World Health Organization researchers test different flu strains on ferrets to choose which strains to include in the annual shot. In the laboratory tests to choose last year’s vaccine strains, ferrets infected with H1N1 made antibodies to a different section of the virus, a part that has not changed significantly since 2009.
However, the scientists found that many people born before 1986 did make antibodies to the mutated part of H1N1 when vaccinated. The scientists think this difference is because, unlike most human adults, the animals used to test vaccine strains have never before been infected with the flu.
The flu vaccine selection process as it stands “may not completely capture the complexities of human immunity,” Bloom said.
Through computational analyses, Bloom found that H1N1 mutated in the last two years to evolve away from this older antibody, meaning this virus now looks very different to the immune systems of people in a certain age group.
If someone was first exposed to H1N1 in 2009, Bloom said, this year’s strain will look very similar to that person’s immune system. “But if you’re someone who has an immune system that is already skewed by having been infected with this virus prior to 1985, then the ways that the virus has changed between 2009 and the present make it look different to your immune system,” he said.
The scientists think that recent mutation may be why H1N1 was able to take over the population once again last year, after its four-year dip.
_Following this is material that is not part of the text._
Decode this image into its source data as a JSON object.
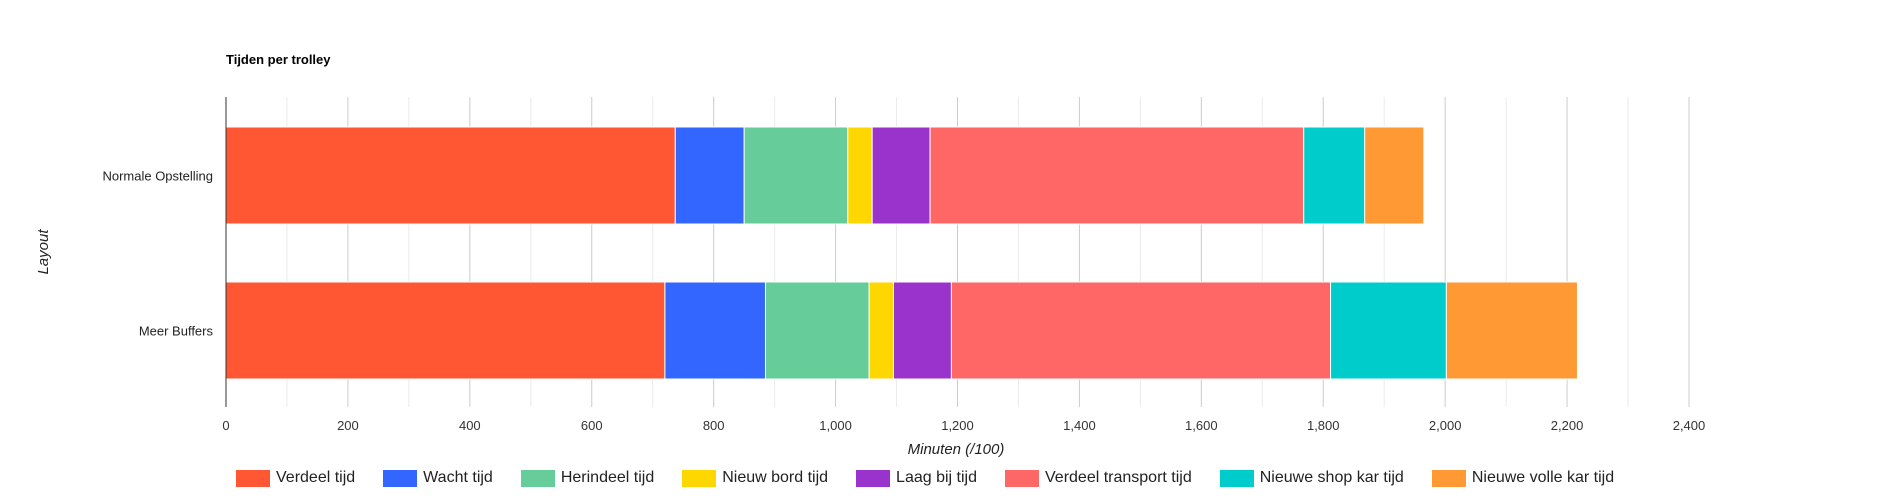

Updating flu vaccine may help
Although this year’s flu vaccine still contains the 2009 H1N1 strain, Hensley thinks the 2014-2015 season won’t necessarily be so harsh for young and middle-aged adults. It’s too soon to tell which strains will prevail in the upcoming flu season, but often a “strong H1N1 year” is followed by a year dominated by the H3N2 strain, Hensley said – and there’s no evidence to suggest that this age group will be uniquely affected by H3N2.
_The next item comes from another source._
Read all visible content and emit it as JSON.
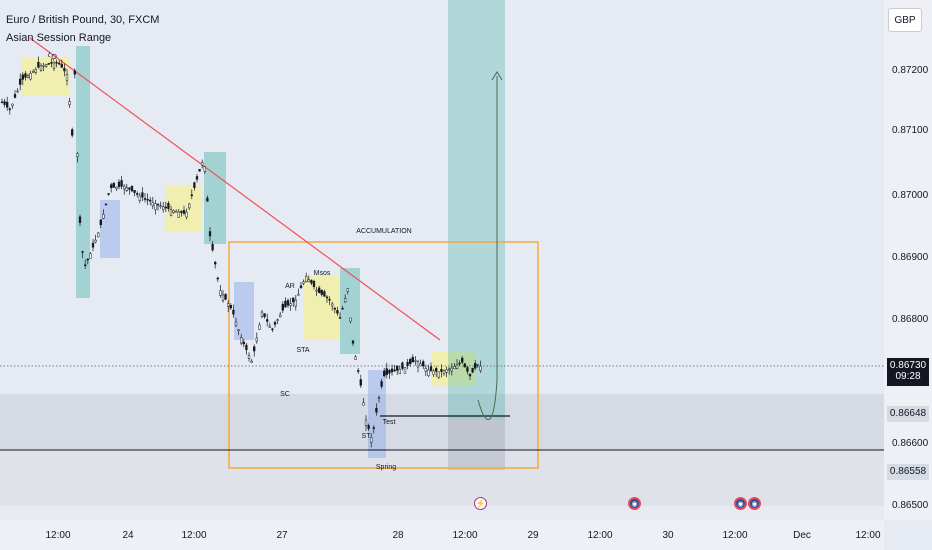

Hensley stresses that those born before 1985 should still get the flu shot, not just because it contains other flu strains such as H3N2, but because not everybody makes those poorly functioning antibodies in response to H1N1. But these new findings strongly suggest that the newly-mutated H1N1 strain should be included in shots going forward, he said. His team is now working on experiments testing whether that new H1N1 strain spurs production of protective antibodies in middle-aged people.
In the meantime, “all age groups should definitely continue to receive the vaccine this year,” Hensley said.